The station market is still foundering in a wide chasm between bid and ask. Owners are unwilling to sell at today’s low multiples (7-10 times cash flow), while buyers don’t see the revenue growth that would justify the multiples of just three or four years ago (up to 14 times cash flow).
Consequently, deals were few and far between this year as they have been even since the summer of 2007 when the credit crunch began hobbling the entire U.S. economy. But there was some bargain hunting, mostly by strategic buyers looking to pair up stations in markets as duopolies and enjoy the economies of scale.
LIN Media acquired WIWB Green Bay, Wis., and WBDT Dayton, Ohio, from Acme Communications for $11.5 million as part of Acme’s painfully slow process of disassembling itself.

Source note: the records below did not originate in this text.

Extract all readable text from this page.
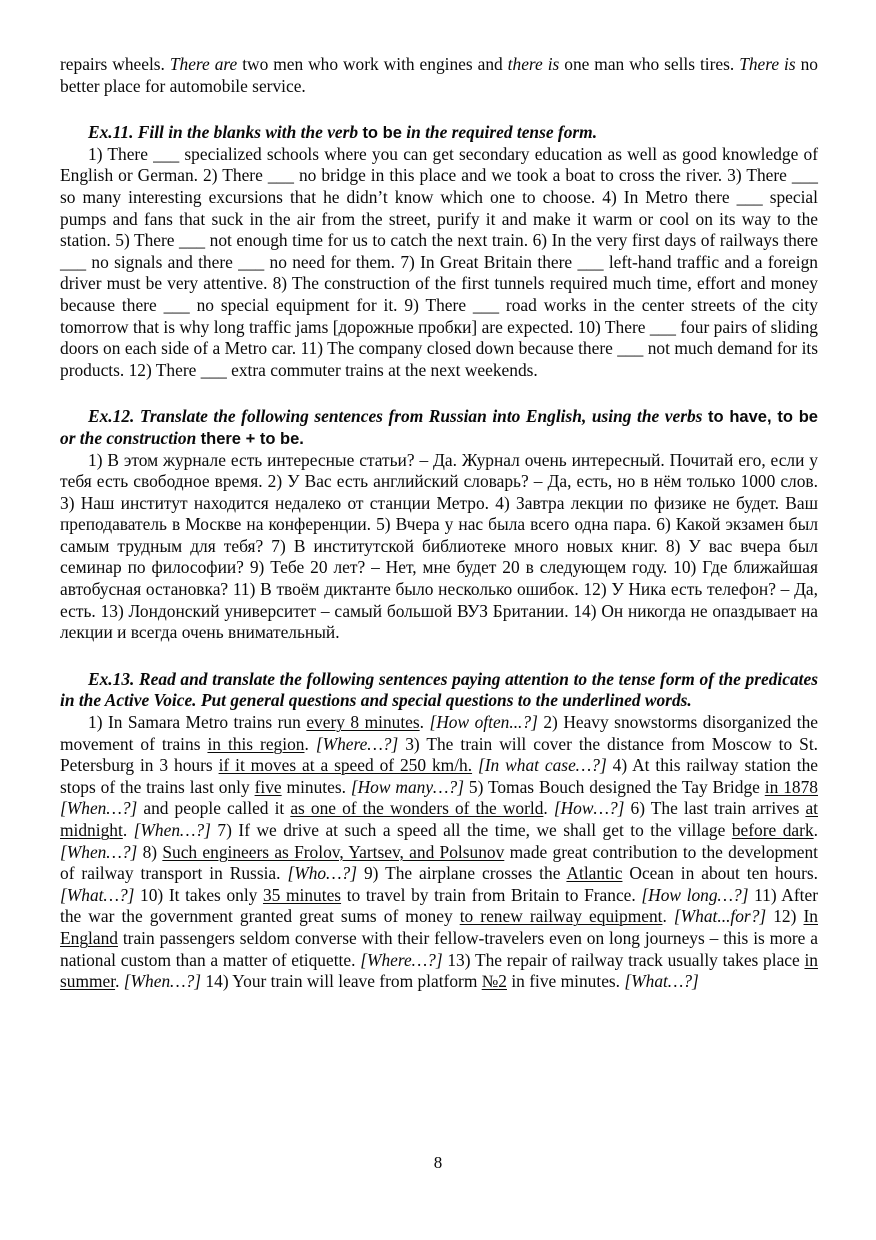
repairs wheels. There are two men who work with engines and there is one man who sells tires. There is no better place for automobile service.

Ex.11. Fill in the blanks with the verb to be in the required tense form.

1) There ___ specialized schools where you can get secondary education as well as good knowledge of English or German. 2) There ___ no bridge in this place and we took a boat to cross the river. 3) There ___ so many interesting excursions that he didn’t know which one to choose. 4) In Metro there ___ special pumps and fans that suck in the air from the street, purify it and make it warm or cool on its way to the station. 5) There ___ not enough time for us to catch the next train. 6) In the very first days of railways there ___ no signals and there ___ no need for them. 7) In Great Britain there ___ left-hand traffic and a foreign driver must be very attentive. 8) The construction of the first tunnels required much time, effort and money because there ___ no special equipment for it. 9) There ___ road works in the center streets of the city tomorrow that is why long traffic jams [дорожные пробки] are expected. 10) There ___ four pairs of sliding doors on each side of a Metro car. 11) The company closed down because there ___ not much demand for its products. 12) There ___ extra commuter trains at the next weekends.

Ex.12. Translate the following sentences from Russian into English, using the verbs to have, to be or the construction there + to be.

1) В этом журнале есть интересные статьи? – Да. Журнал очень интересный. Почитай его, если у тебя есть свободное время. 2) У Вас есть английский словарь? – Да, есть, но в нём только 1000 слов. 3) Наш институт находится недалеко от станции Метро. 4) Завтра лекции по физике не будет. Ваш преподаватель в Москве на конференции. 5) Вчера у нас была всего одна пара. 6) Какой экзамен был самым трудным для тебя? 7) В институтской библиотеке много новых книг. 8) У вас вчера был семинар по философии? 9) Тебе 20 лет? – Нет, мне будет 20 в следующем году. 10) Где ближайшая автобусная остановка? 11) В твоём диктанте было несколько ошибок. 12) У Ника есть телефон? – Да, есть. 13) Лондонский университет – самый большой ВУЗ Британии. 14) Он никогда не опаздывает на лекции и всегда очень внимательный.

Ex.13. Read and translate the following sentences paying attention to the tense form of the predicates in the Active Voice. Put general questions and special questions to the underlined words.

1) In Samara Metro trains run every 8 minutes. [How often...?] 2) Heavy snowstorms disorganized the movement of trains in this region. [Where…?] 3) The train will cover the distance from Moscow to St. Petersburg in 3 hours if it moves at a speed of 250 km/h. [In what case…?] 4) At this railway station the stops of the trains last only five minutes. [How many…?] 5) Tomas Bouch designed the Tay Bridge in 1878 [When…?] and people called it as one of the wonders of the world. [How…?] 6) The last train arrives at midnight. [When…?] 7) If we drive at such a speed all the time, we shall get to the village before dark. [When…?] 8) Such engineers as Frolov, Yartsev, and Polsunov made great contribution to the development of railway transport in Russia. [Who…?] 9) The airplane crosses the Atlantic Ocean in about ten hours. [What…?] 10) It takes only 35 minutes to travel by train from Britain to France. [How long…?] 11) After the war the government granted great sums of money to renew railway equipment. [What...for?] 12) In England train passengers seldom converse with their fellow-travelers even on long journeys – this is more a national custom than a matter of etiquette. [Where…?] 13) The repair of railway track usually takes place in summer. [When…?] 14) Your train will leave from platform №2 in five minutes. [What…?]

8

Under an agreement that preceded the sale, LIN was already operating the two CW affiliates in tandem with other stations it had the markets.
Likewise, Local TV agreed to pay CBS $16.5 million for WGNT so that it could have a second station in Norfolk, Va.
London Broadcasting picked up the McKinnon family's KIII Corpus Christi, Texas, for $31.3 million. Although London doesn’t have any other stations in Corpus Christi, it does have small cluster of similar Texas stations of which KIII will be a part.
Ion Media purchased WQEX Pittsburgh for $3 million in another kind of strategic play. Pittsburgh was one of the few Top 25 markets in which Ion did not have an outlet.
That deal also served as another indication of just how slow the station trading market was. Pittsburgh, DMA 23, was the biggest market to see a sale of a full-power TV station.
The most telling example of the declining value of TV stations was the SJL Broadcast Group’s purchase of ABC’s two, small-market outets, WJRT Flint, Mich., and WTVG Toledo, Ohio, for $30 million.
That price was about one fourth of what SJL had sold the stations to ABC for in the mid-1990s. According to SJL, the same 10-times multiple was used in both deals, meaning cash flow has fallen as precipitously as the price.
SJL Chairman George Lilly, who has been through the ups and downs of the station market for nearly 30 years, believes it will be far more active next year.
Several companies just want out, he says. They took on a lot of debt to buy stations in the mid-2000s when all economic indicators pointed up and the companies were unprepared for the recession, he said. “Some of them went under water and lost a lot of their equity value and don’t see merit in staying in the television business.”